Rich and Pretty

An hour later, she is the first to make her excuses. The empty glasses and bowls and remnants of the chicken Caesar salad that Sarah and Amina picked at together have been cleared. The umbrella is still useful, because the sun is so powerful, but Lauren wants a break and pretends that will be a nap. There are kisses, something she has given in to. Women like these kiss good-bye, it’s one of those when-in-Rome situations. She knots the towel around her body, a stab at modesty. Here, they can lie basically naked, but a hundred yards from here, the hallway seems to demand more decorum.

She shoves her sunglasses up onto her head, one hand keeping the towel in place, the other gripping the flimsy cotton bag, the promising weight of the not-much-read paperback inside. Up over the path, flip-flops in her bag, the grass underfoot. It’s a wonderful feeling. Inside, the hallway is air-conditioned, if not as arctic as she knows the room will be. Her flesh prickles. Her nipples tense. She should drop the flip-flops to the floor, step into them. She doesn’t, though, hurries past the equine paintings toward her room. And there is the waiter. He’s bearing a tray, gives a nod with that smile, a nod back, tipping his chin up high, holding his face up for her to study. A nod not of deference, of servility; a nod of hello, the nod of the man on the street. She knows this nod. Then he’s past her, rapping firmly on a door down the hall and announcing himself in a cheerful voice. No accent to speak of.

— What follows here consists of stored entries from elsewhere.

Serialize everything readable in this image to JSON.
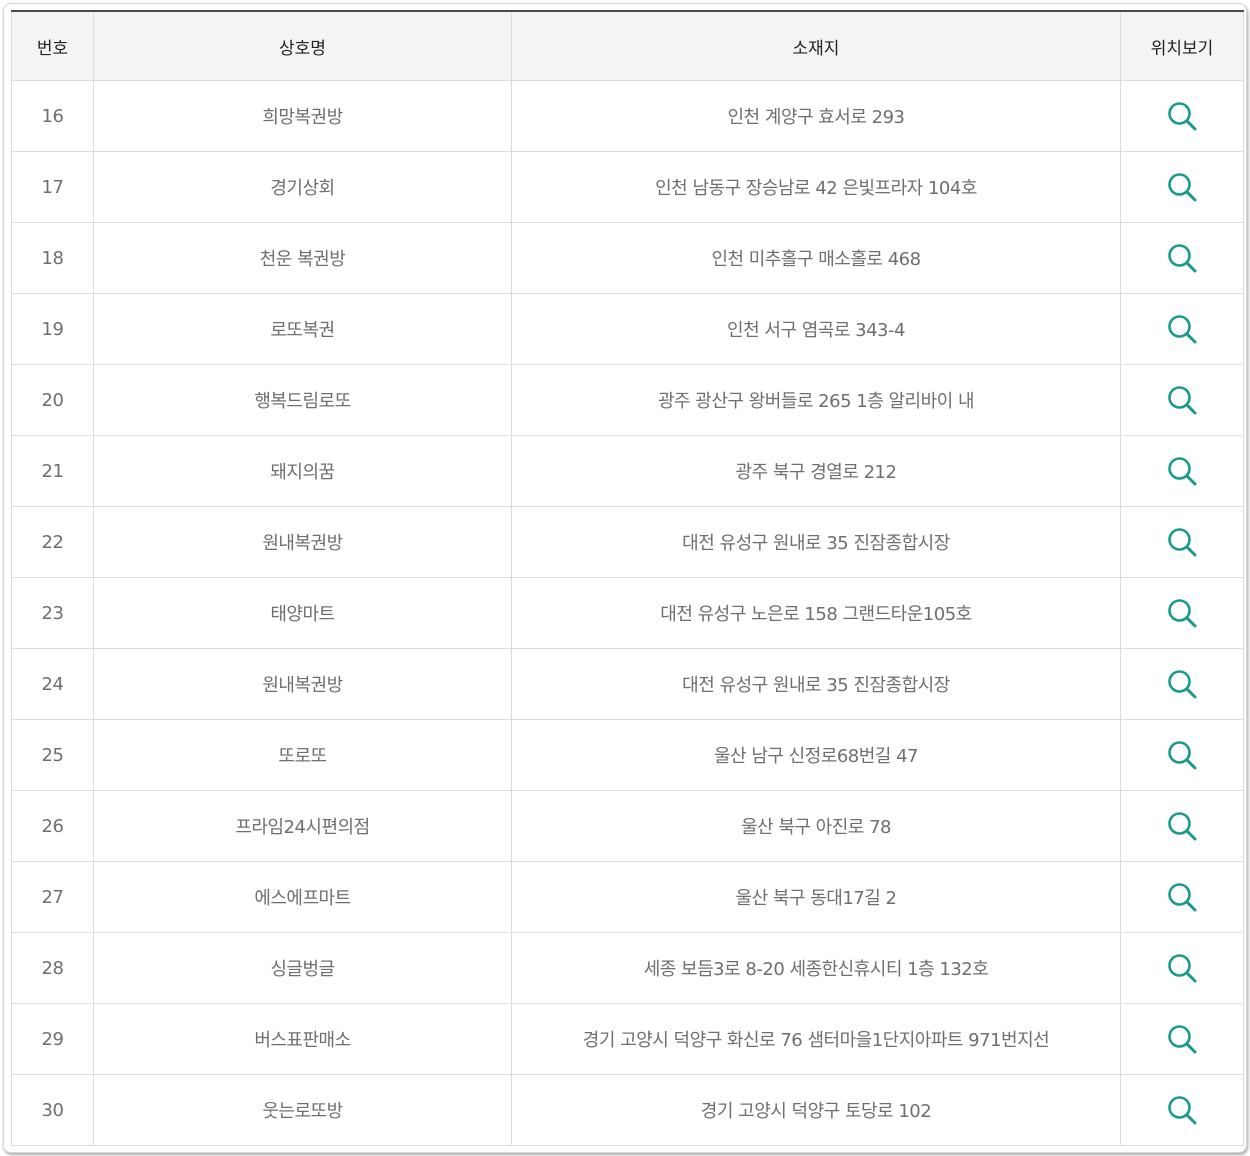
{
  "table": {
    "headers": {
      "no": "번호",
      "name": "상호명",
      "address": "소재지",
      "map": "위치보기"
    },
    "accent_color": "#1a9a8a",
    "map_icon": "search-icon",
    "rows": [
      {
        "no": "16",
        "name": "희망복권방",
        "address": "인천 계양구 효서로 293"
      },
      {
        "no": "17",
        "name": "경기상회",
        "address": "인천 남동구 장승남로 42 은빛프라자 104호"
      },
      {
        "no": "18",
        "name": "천운 복권방",
        "address": "인천 미추홀구 매소홀로 468"
      },
      {
        "no": "19",
        "name": "로또복권",
        "address": "인천 서구 염곡로 343-4"
      },
      {
        "no": "20",
        "name": "행복드림로또",
        "address": "광주 광산구 왕버들로 265 1층 알리바이 내"
      },
      {
        "no": "21",
        "name": "돼지의꿈",
        "address": "광주 북구 경열로 212"
      },
      {
        "no": "22",
        "name": "원내복권방",
        "address": "대전 유성구 원내로 35 진잠종합시장"
      },
      {
        "no": "23",
        "name": "태양마트",
        "address": "대전 유성구 노은로 158 그랜드타운105호"
      },
      {
        "no": "24",
        "name": "원내복권방",
        "address": "대전 유성구 원내로 35 진잠종합시장"
      },
      {
        "no": "25",
        "name": "또로또",
        "address": "울산 남구 신정로68번길 47"
      },
      {
        "no": "26",
        "name": "프라임24시편의점",
        "address": "울산 북구 아진로 78"
      },
      {
        "no": "27",
        "name": "에스에프마트",
        "address": "울산 북구 동대17길 2"
      },
      {
        "no": "28",
        "name": "싱글벙글",
        "address": "세종 보듬3로 8-20 세종한신휴시티 1층 132호"
      },
      {
        "no": "29",
        "name": "버스표판매소",
        "address": "경기 고양시 덕양구 화신로 76 샘터마을1단지아파트 971번지선"
      },
      {
        "no": "30",
        "name": "웃는로또방",
        "address": "경기 고양시 덕양구 토당로 102"
      }
    ]
  }
}
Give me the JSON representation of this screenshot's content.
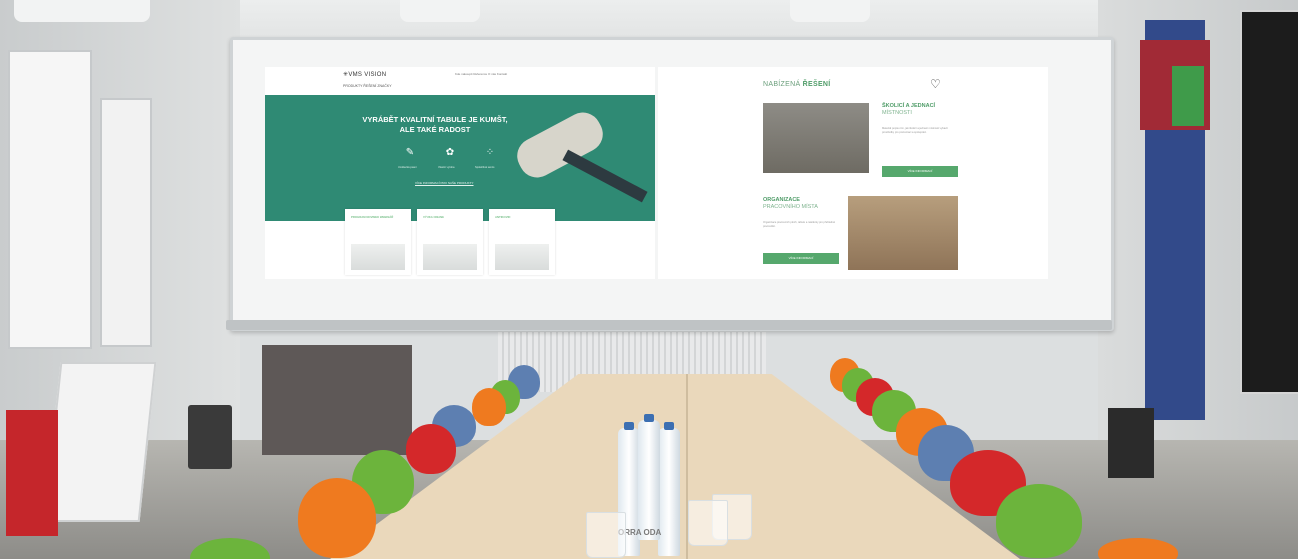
{
  "left_screen": {
    "logo": "✳VMS VISION",
    "top_nav": "Kde nakoupit   Reference   O nás   Kontakt",
    "main_nav": "PRODUKTY   ŘEŠENÍ   ZNAČKY",
    "hero_title": "VYRÁBĚT KVALITNÍ TABULE JE KUMŠT, ALE TAKÉ RADOST",
    "hero_icons": [
      {
        "icon": "pen-icon",
        "caption": "Umělecká psaní"
      },
      {
        "icon": "palette-icon",
        "caption": "Vlastní výroba"
      },
      {
        "icon": "dots-icon",
        "caption": "Spolehlivá servis"
      }
    ],
    "hero_link": "VÍCE INFORMACÍ PRO NAŠE PRODUKTY",
    "cards": [
      {
        "label": "PROGRAM NOVINEK WEBINÁŘ"
      },
      {
        "label": "VÝUKA ONLINE"
      },
      {
        "label": "ANTIKOVID"
      }
    ]
  },
  "right_screen": {
    "heading_light": "NABÍZENÁ",
    "heading_bold": "ŘEŠENÍ",
    "section1_title_bold": "ŠKOLICÍ A JEDNACÍ",
    "section1_title_light": "MÍSTNOSTI",
    "section1_text": "Materiál popisu tím, jak školicí a jednací místnosti vybavit prostředky pro prezentaci a spolupráci.",
    "section1_button": "VÍCE INFORMACÍ",
    "section2_title_bold": "ORGANIZACE",
    "section2_title_light": "PRACOVNÍHO MÍSTA",
    "section2_text": "Organizace pracovních ploch, tabule a nástěnky pro přehledné pracoviště.",
    "section2_button": "VÍCE INFORMACÍ"
  },
  "bottle_label": "ORRA ODA",
  "colors": {
    "hero_green": "#2f8a74",
    "accent_green": "#56a86d",
    "chair_orange": "#ef7a1f",
    "chair_green": "#6cb43c",
    "chair_red": "#d4282a",
    "chair_blue": "#5d7fb1",
    "table": "#ead8bb"
  }
}
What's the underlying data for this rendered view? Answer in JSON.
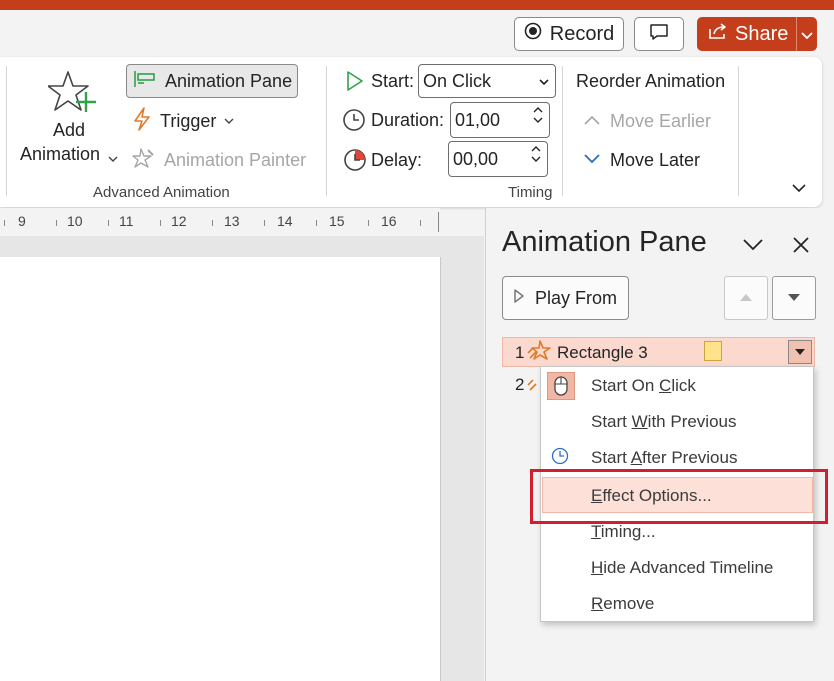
{
  "titlebar": {
    "accent": "#c43e1c"
  },
  "top_actions": {
    "record_label": "Record",
    "share_label": "Share"
  },
  "ribbon": {
    "add_animation": {
      "line1": "Add",
      "line2": "Animation"
    },
    "animation_pane_label": "Animation Pane",
    "trigger_label": "Trigger",
    "animation_painter_label": "Animation Painter",
    "advanced_group_label": "Advanced Animation",
    "start_label": "Start:",
    "start_value": "On Click",
    "duration_label": "Duration:",
    "duration_value": "01,00",
    "delay_label": "Delay:",
    "delay_value": "00,00",
    "timing_group_label": "Timing",
    "reorder_title": "Reorder Animation",
    "move_earlier_label": "Move Earlier",
    "move_later_label": "Move Later"
  },
  "ruler": {
    "numbers": [
      "9",
      "10",
      "11",
      "12",
      "13",
      "14",
      "15",
      "16"
    ]
  },
  "animation_pane": {
    "title": "Animation Pane",
    "play_from_label": "Play From",
    "items": [
      {
        "num": "1",
        "label": "Rectangle 3"
      },
      {
        "num": "2",
        "label": ""
      }
    ]
  },
  "context_menu": {
    "start_on_click": {
      "pre": "Start On ",
      "u": "C",
      "post": "lick"
    },
    "start_with_previous": {
      "pre": "Start ",
      "u": "W",
      "post": "ith Previous"
    },
    "start_after_previous": {
      "pre": "Start ",
      "u": "A",
      "post": "fter Previous"
    },
    "effect_options": {
      "pre": "",
      "u": "E",
      "post": "ffect Options..."
    },
    "timing": {
      "pre": "",
      "u": "T",
      "post": "iming..."
    },
    "hide_advanced_timeline": {
      "pre": "",
      "u": "H",
      "post": "ide Advanced Timeline"
    },
    "remove": {
      "pre": "",
      "u": "R",
      "post": "emove"
    }
  },
  "colors": {
    "brand": "#c43e1c",
    "selection": "#fbd9cf",
    "highlight_box": "#d0202e",
    "icon_orange": "#e07b28",
    "icon_green": "#2fa24a",
    "icon_blue": "#2b6cc4"
  }
}
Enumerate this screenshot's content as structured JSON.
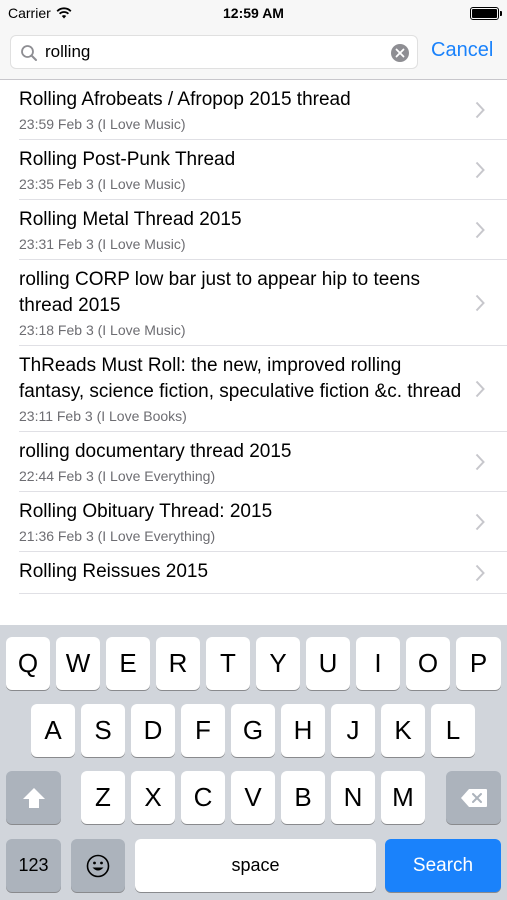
{
  "status_bar": {
    "carrier": "Carrier",
    "time": "12:59 AM"
  },
  "search": {
    "query": "rolling",
    "cancel_label": "Cancel"
  },
  "results": [
    {
      "title": "Rolling Afrobeats / Afropop 2015 thread",
      "meta": "23:59 Feb 3 (I Love Music)"
    },
    {
      "title": "Rolling Post-Punk Thread",
      "meta": "23:35 Feb 3 (I Love Music)"
    },
    {
      "title": "Rolling Metal Thread 2015",
      "meta": "23:31 Feb 3 (I Love Music)"
    },
    {
      "title": "rolling CORP low bar just to appear hip to teens thread 2015",
      "meta": "23:18 Feb 3 (I Love Music)"
    },
    {
      "title": "ThReads Must Roll: the new, improved rolling fantasy, science fiction, speculative fiction &c. thread",
      "meta": "23:11 Feb 3 (I Love Books)"
    },
    {
      "title": "rolling documentary thread 2015",
      "meta": "22:44 Feb 3 (I Love Everything)"
    },
    {
      "title": "Rolling Obituary Thread: 2015",
      "meta": "21:36 Feb 3 (I Love Everything)"
    },
    {
      "title": "Rolling Reissues 2015",
      "meta": ""
    }
  ],
  "keyboard": {
    "row1": [
      "Q",
      "W",
      "E",
      "R",
      "T",
      "Y",
      "U",
      "I",
      "O",
      "P"
    ],
    "row2": [
      "A",
      "S",
      "D",
      "F",
      "G",
      "H",
      "J",
      "K",
      "L"
    ],
    "row3": [
      "Z",
      "X",
      "C",
      "V",
      "B",
      "N",
      "M"
    ],
    "numbers_label": "123",
    "space_label": "space",
    "search_label": "Search",
    "shift_icon": "shift-icon",
    "delete_icon": "delete-icon",
    "emoji_icon": "emoji-icon"
  },
  "colors": {
    "accent": "#1a82fb",
    "keyboard_bg": "#d1d5db",
    "meta_text": "#6d6d72"
  }
}
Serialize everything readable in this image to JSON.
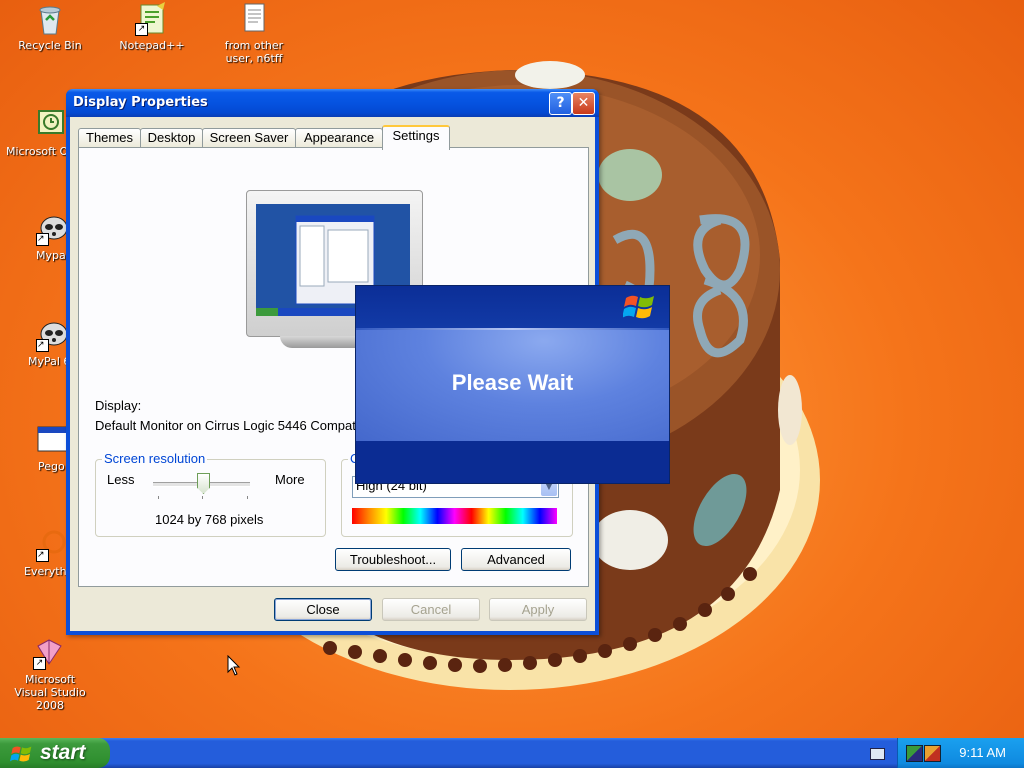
{
  "desktop": {
    "icons": [
      {
        "label": "Recycle Bin",
        "icon": "recycle-bin-icon"
      },
      {
        "label": "Notepad++",
        "icon": "notepad-plus-plus-icon"
      },
      {
        "label": "from other user, n6tff",
        "icon": "text-document-icon"
      },
      {
        "label": "Microsoft Ou",
        "icon": "outlook-icon"
      },
      {
        "label": "Mypal",
        "icon": "mypal-icon"
      },
      {
        "label": "MyPal 6",
        "icon": "mypal-icon"
      },
      {
        "label": "Pego",
        "icon": "window-app-icon"
      },
      {
        "label": "Everythi",
        "icon": "everything-search-icon"
      },
      {
        "label": "Microsoft Visual Studio 2008",
        "icon": "visual-studio-icon"
      }
    ]
  },
  "window": {
    "title": "Display Properties",
    "tabs": [
      "Themes",
      "Desktop",
      "Screen Saver",
      "Appearance",
      "Settings"
    ],
    "active_tab": "Settings",
    "display_label": "Display:",
    "display_value": "Default Monitor on Cirrus Logic 5446 Compat",
    "resolution": {
      "title": "Screen resolution",
      "less": "Less",
      "more": "More",
      "value": "1024 by 768 pixels",
      "slider_position": 0.5
    },
    "color_quality": {
      "title_partial": "C",
      "value": "High (24 bit)"
    },
    "buttons": {
      "troubleshoot": "Troubleshoot...",
      "advanced": "Advanced",
      "close": "Close",
      "cancel": "Cancel",
      "apply": "Apply"
    }
  },
  "wait_dialog": {
    "message": "Please Wait"
  },
  "taskbar": {
    "start": "start",
    "clock": "9:11 AM"
  },
  "colors": {
    "desktop_bg": "#f5741a",
    "title_bar": "#0553e0",
    "tab_highlight": "#ffc83c",
    "start_green": "#3c9a3c",
    "tray_blue": "#0f8ae0"
  }
}
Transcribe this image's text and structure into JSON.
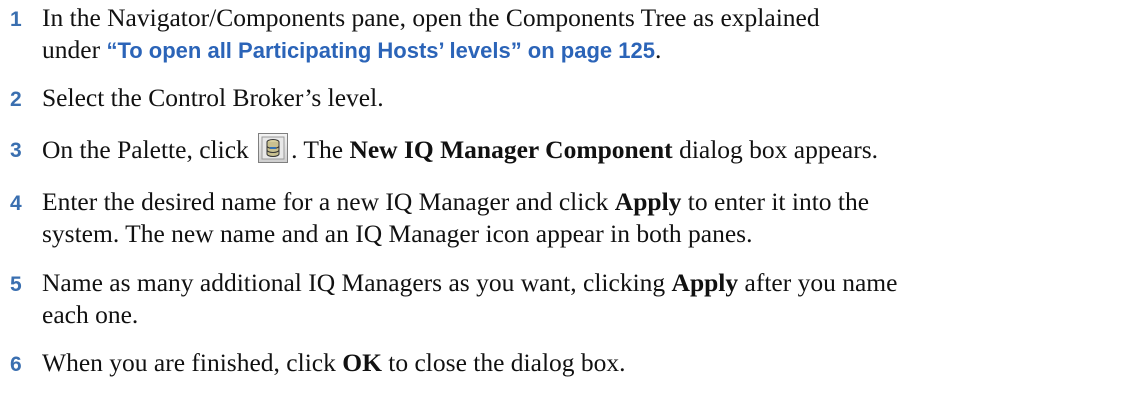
{
  "steps": [
    {
      "number": "1",
      "line1_text": "In the Navigator/Components pane, open the Components Tree as explained",
      "line2_prefix": "under ",
      "line2_link": "“To open all Participating Hosts’ levels” on page 125",
      "line2_suffix": "."
    },
    {
      "number": "2",
      "text": "Select the Control Broker’s level."
    },
    {
      "number": "3",
      "before_icon": "On the Palette, click ",
      "after_icon": ". The ",
      "bold": "New IQ Manager Component",
      "after_bold": " dialog box appears.",
      "icon": "iq-manager-palette-icon"
    },
    {
      "number": "4",
      "line1_before": "Enter the desired name for a new IQ Manager and click ",
      "line1_bold": "Apply",
      "line1_after": " to enter it into the",
      "line2_text": "system. The new name and an IQ Manager icon appear in both panes."
    },
    {
      "number": "5",
      "line1_before": "Name as many additional IQ Managers as you want, clicking ",
      "line1_bold": "Apply",
      "line1_after": " after you name",
      "line2_text": "each one."
    },
    {
      "number": "6",
      "before": "When you are finished, click ",
      "bold": "OK",
      "after": " to close the dialog box."
    }
  ],
  "colors": {
    "step_number": "#3a6fb0",
    "link": "#2b64b8",
    "text": "#111111"
  }
}
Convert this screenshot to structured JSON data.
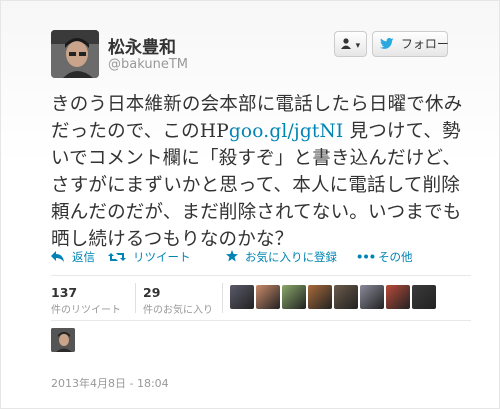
{
  "user": {
    "display_name": "松永豊和",
    "handle": "@bakuneTM"
  },
  "header": {
    "user_menu_label": "▾",
    "follow_label": "フォロー"
  },
  "tweet": {
    "text_before_link": "きのう日本維新の会本部に電話したら日曜で休みだったので、このHP",
    "link_text": "goo.gl/jgtNI",
    "text_after_link": " 見つけて、勢いでコメント欄に「殺すぞ」と書き込んだけど、さすがにまずいかと思って、本人に電話して削除頼んだのだが、まだ削除されてない。いつまでも晒し続けるつもりなのかな？"
  },
  "actions": {
    "reply": "返信",
    "retweet": "リツイート",
    "favorite": "お気に入りに登録",
    "more": "その他"
  },
  "stats": {
    "retweets_count": "137",
    "retweets_label": "件のリツイート",
    "favorites_count": "29",
    "favorites_label": "件のお気に入り"
  },
  "favorited_by_avatar_colors": [
    "#5a5a6a",
    "#c98a6a",
    "#8aa86a",
    "#a86a3a",
    "#6a5a4a",
    "#8a8a9a",
    "#b84a3a",
    "#3a3a3a"
  ],
  "timestamp": "2013年4月8日 - 18:04",
  "icons": {
    "user_menu": "person-icon",
    "follow": "bird-icon",
    "reply": "reply-arrow-icon",
    "retweet": "retweet-icon",
    "favorite": "star-icon",
    "more": "more-dots-icon"
  },
  "colors": {
    "link": "#0084b4",
    "muted": "#999999"
  }
}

She fumbles into her room, tosses the bag onto the bed, so lush that the impact makes no sound. She drops the towel to the ground, kicks it out of the way. Absurdly she wants a hot shower. The mind-boggling waste of a hot shower on a hot day. She’s thirsty, too, ready for another eight-dollar bottle of water. A little shiver from the cold, or the heat, or the shock of the one after the other when, just as firmly as on the door down the hall, a knock. Actually, three. No explanation offered.

She doesn’t bother trying to hide behind the towel, actually kicks it out of the way so she can open the door.

“Miss,” he says. His voice a little softer. “Did you need something?”

His dick fits into her mouth much as she had hoped it might. Something familiar in the arc of it, and he’s so excited he pushes perhaps a hair too far—which tells her that he is young, after all—into her throat, into that spot where the pleasure turns into discomfort, but a discomfort she finds strangely comforting. She’s thirsty but her mouth finds the saliva.

His shirt still so white, and still all buttoned up. He picks her up off the floor, sets her down on top of the bed. They are quiet, they are focused, then, fourteen minutes later, they are finished. He pulls his clothes back on—his boxer briefs, what is it with men this age and boxer briefs?—grinning all the while. She doesn’t try to cover herself, moves about the room naked, halfheartedly righting the pillows, taking a bottle of water from the minibar, and accepting from him the condom—pathetic, spent, sticky—he’s peeled off his body. She wraps the thing in a fistful of toilet paper, but it still makes an unpleasant sound as it lands in the bathroom trash can. The immodesty, her nakedness, feels good. He says something, something unimportant, uninteresting, irrelevant.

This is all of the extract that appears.